A necessidade das pessoas pela religião pode até ter aumentado. Isso se reflete no grande número de seitas, programas religiosos televisivos e radiofônicos. Talvez não sejam as crenças tradicionais, mas há uma sede religiosa crescente no meio da população. Em uma sociedade na qual tudo se transforma em bem de consumo, também hoje surgem com grande força formas comercializáveis de religião.

A saúde é um bem em si. Todos devemos buscar a saúde no contexto global.

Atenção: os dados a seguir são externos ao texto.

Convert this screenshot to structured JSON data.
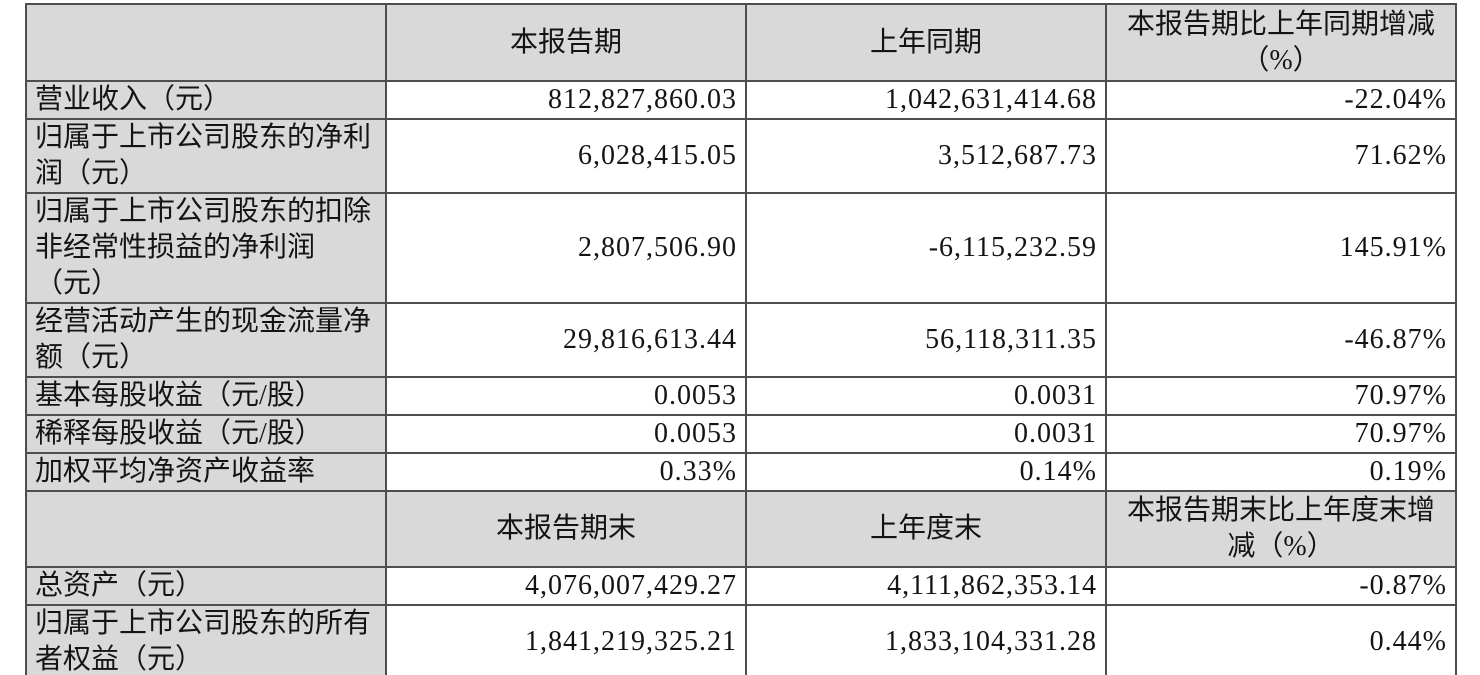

Cada um de nós deveria buscá-la no sentido amplo. Qualquer desvio que leve a preponderar um único aspecto não proporciona a plenitude da saúde do indivíduo. Na realidade, entendo que o grande problema é o isolacionismo. Quem constrói um corpo saudável, mas não se relaciona com o seu próximo, com a sociedade, fica escravo da solidão. A depressão atinge números incrivelmente altos da população. Ainda que haja uma busca muito grande pela saúde e pela beleza dos corpos, em nossa população a obesidade aumenta, com todas as conseqüências, hipertensão, problemas cardiovasculares, diabetes. A saúde global tem hoje novos agravantes que não são os mesmos do passado. Alguns reagem malhando o dia inteiro, outros comendo o dia inteiro. Isso manifesta a falta de um sentido mais amplo para a vida.